For Rabbi Sarit Horowitz, the opportunity to feed and shelter the less fortunate not only showed the power of coming together, but also the strength of the Jewish community to give back. “We knew that for this to happen, we would need to be successful in cultivating a large volunteer base,” Rabbi Horowitz says. “This was Ruth’s idea all along and it came to fruition because of many congregants’ desire to support the program, donate their time and money and be a part of this effort. Our tradition compels us to reach out and create opportunities of embracement even to those we don’t know. Overall, it’s been a beautiful community-building project.”
“We are proud of all of our B’nai Mitzvah students when they take on mitzvah projects because it develops their own sense of religious identity and understanding and what it means to be a Jewish adult,” Rabbi Horowitz continues. “Ruth is one such example—she is making an impact on our synagogue community and the broader Memphis community, and the entire Beth Sholom family is very proud of her.”

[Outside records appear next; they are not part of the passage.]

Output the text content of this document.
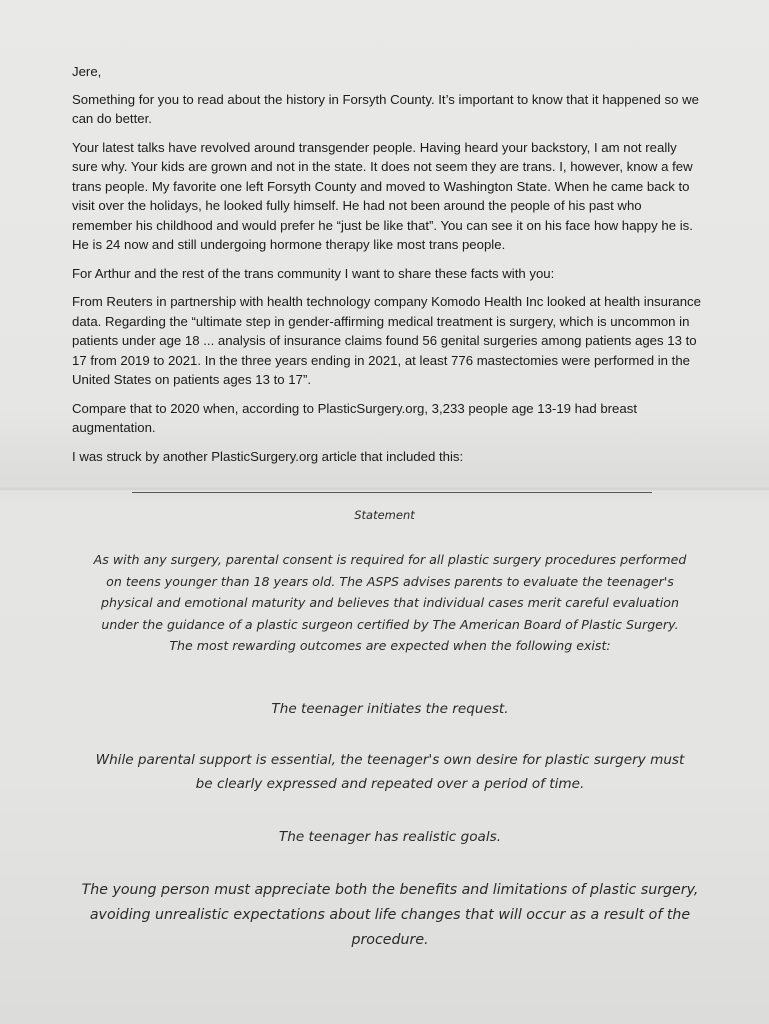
Jere,

Something for you to read about the history in Forsyth County. It’s important to know that it happened so we can do better.

Your latest talks have revolved around transgender people. Having heard your backstory, I am not really sure why. Your kids are grown and not in the state. It does not seem they are trans. I, however, know a few trans people. My favorite one left Forsyth County and moved to Washington State. When he came back to visit over the holidays, he looked fully himself. He had not been around the people of his past who remember his childhood and would prefer he “just be like that”. You can see it on his face how happy he is. He is 24 now and still undergoing hormone therapy like most trans people.

For Arthur and the rest of the trans community I want to share these facts with you:

From Reuters in partnership with health technology company Komodo Health Inc looked at health insurance data. Regarding the “ultimate step in gender-affirming medical treatment is surgery, which is uncommon in patients under age 18 ... analysis of insurance claims found 56 genital surgeries among patients ages 13 to 17 from 2019 to 2021. In the three years ending in 2021, at least 776 mastectomies were performed in the United States on patients ages 13 to 17”.

Compare that to 2020 when, according to PlasticSurgery.org, 3,233 people age 13-19 had breast augmentation.

I was struck by another PlasticSurgery.org article that included this:

Statement
As with any surgery, parental consent is required for all plastic surgery procedures performed on teens younger than 18 years old. The ASPS advises parents to evaluate the teenager's physical and emotional maturity and believes that individual cases merit careful evaluation under the guidance of a plastic surgeon certified by The American Board of Plastic Surgery. The most rewarding outcomes are expected when the following exist:
The teenager initiates the request.
While parental support is essential, the teenager's own desire for plastic surgery must be clearly expressed and repeated over a period of time.
The teenager has realistic goals.
The young person must appreciate both the benefits and limitations of plastic surgery, avoiding unrealistic expectations about life changes that will occur as a result of the procedure.
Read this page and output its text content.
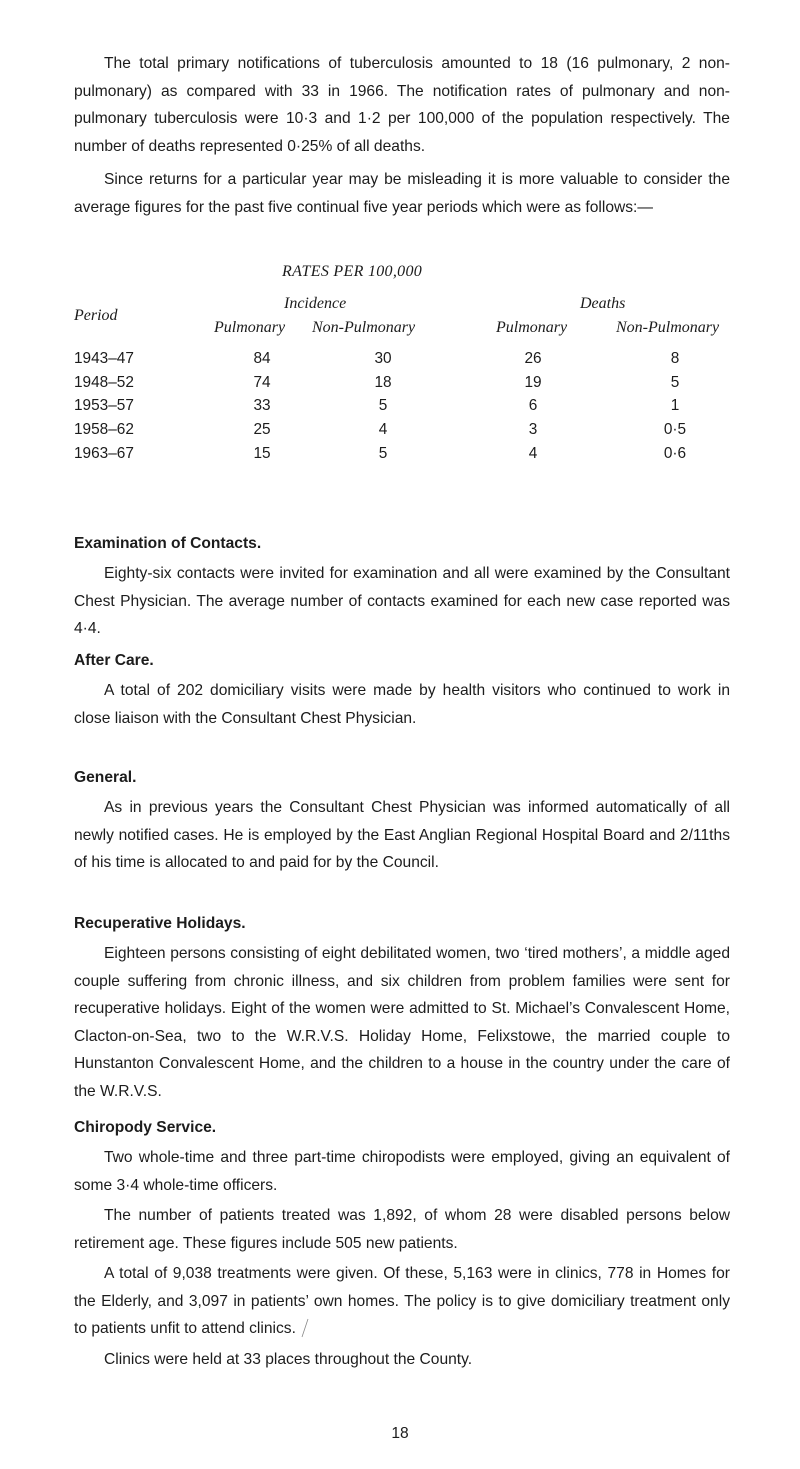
The total primary notifications of tuberculosis amounted to 18 (16 pulmonary, 2 non-pulmonary) as compared with 33 in 1966. The notification rates of pulmonary and non-pulmonary tuberculosis were 10·3 and 1·2 per 100,000 of the population respectively. The number of deaths represented 0·25% of all deaths.

Since returns for a particular year may be misleading it is more valuable to consider the average figures for the past five continual five year periods which were as follows:—

RATES PER 100,000
Period
Incidence	Deaths
Pulmonary Non-Pulmonary	Pulmonary	Non-Pulmonary
1943–47	84	30	26	8
1948–52	74	18	19	5
1953–57	33	5	6	1
1958–62	25	4	3	0·5
1963–67	15	5	4	0·6
Examination of Contacts.

Eighty-six contacts were invited for examination and all were examined by the Consultant Chest Physician. The average number of contacts examined for each new case reported was 4·4.

After Care.

A total of 202 domiciliary visits were made by health visitors who continued to work in close liaison with the Consultant Chest Physician.

General.

As in previous years the Consultant Chest Physician was informed automatically of all newly notified cases. He is employed by the East Anglian Regional Hospital Board and 2/11ths of his time is allocated to and paid for by the Council.

Recuperative Holidays.

Eighteen persons consisting of eight debilitated women, two ‘tired mothers’, a middle aged couple suffering from chronic illness, and six children from problem families were sent for recuperative holidays. Eight of the women were admitted to St. Michael’s Convalescent Home, Clacton-on-Sea, two to the W.R.V.S. Holiday Home, Felixstowe, the married couple to Hunstanton Convalescent Home, and the children to a house in the country under the care of the W.R.V.S.

Chiropody Service.

Two whole-time and three part-time chiropodists were employed, giving an equivalent of some 3·4 whole-time officers.

The number of patients treated was 1,892, of whom 28 were disabled persons below retirement age. These figures include 505 new patients.

A total of 9,038 treatments were given. Of these, 5,163 were in clinics, 778 in Homes for the Elderly, and 3,097 in patients’ own homes. The policy is to give domiciliary treatment only to patients unfit to attend clinics.

Clinics were held at 33 places throughout the County.

18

To make a donation or send supplies for the final Beth Sholom hosting event in March, click here.
Another Synagogue Helping the Homeless
All around the country, synagogues are making a difference in the fight against homelessness. One example is Congregation Beth David in Saratoga, California. It recently joined with Prince of Peace Lutheran Church to be a hosting community for the Rotating Safe Car Park program, a solution that offers safe parking at local synagogues and churches for people forced to live in their cars due to the local housing crisis.
“The program is critical because local ordinances prohibit sleeping in parked cars overnight, which creates constant conflict between those in their cars and the local police,” says Rivka Shenhav, Congregation Beth David’s homeless shelter coordinator. “Approved guests—who are screened by a local case management organization—not only receive a safe and quiet parking spot for the night, but also access to bathrooms and hospitality services such as a place to charge their devices, snacks and space to lounge for an hour or two in the evening and morning.”
Congregation Beth David is no stranger to helping the less fortunate. For several years, the synagogue worked with the Faith in Action Rotating Shelter to serve hot meals, provide groceries and more several times a year to those in the homeless community who were working to get back on their feet and transition to more permanent housing.
“Helping the less fortunate in our community is not only a matter of a mitzvah,” Rivka says. “It also brings to the light a community that is an organic part of our fabric of life, but is mostly invisible to us. The greatest benefit to me from participating in these programs has been the opportunity to work with various organizations and meet enormously kind and generous people. It has been a deeply humbling experience that challenges both me and our congregation to match their kindness and caring.”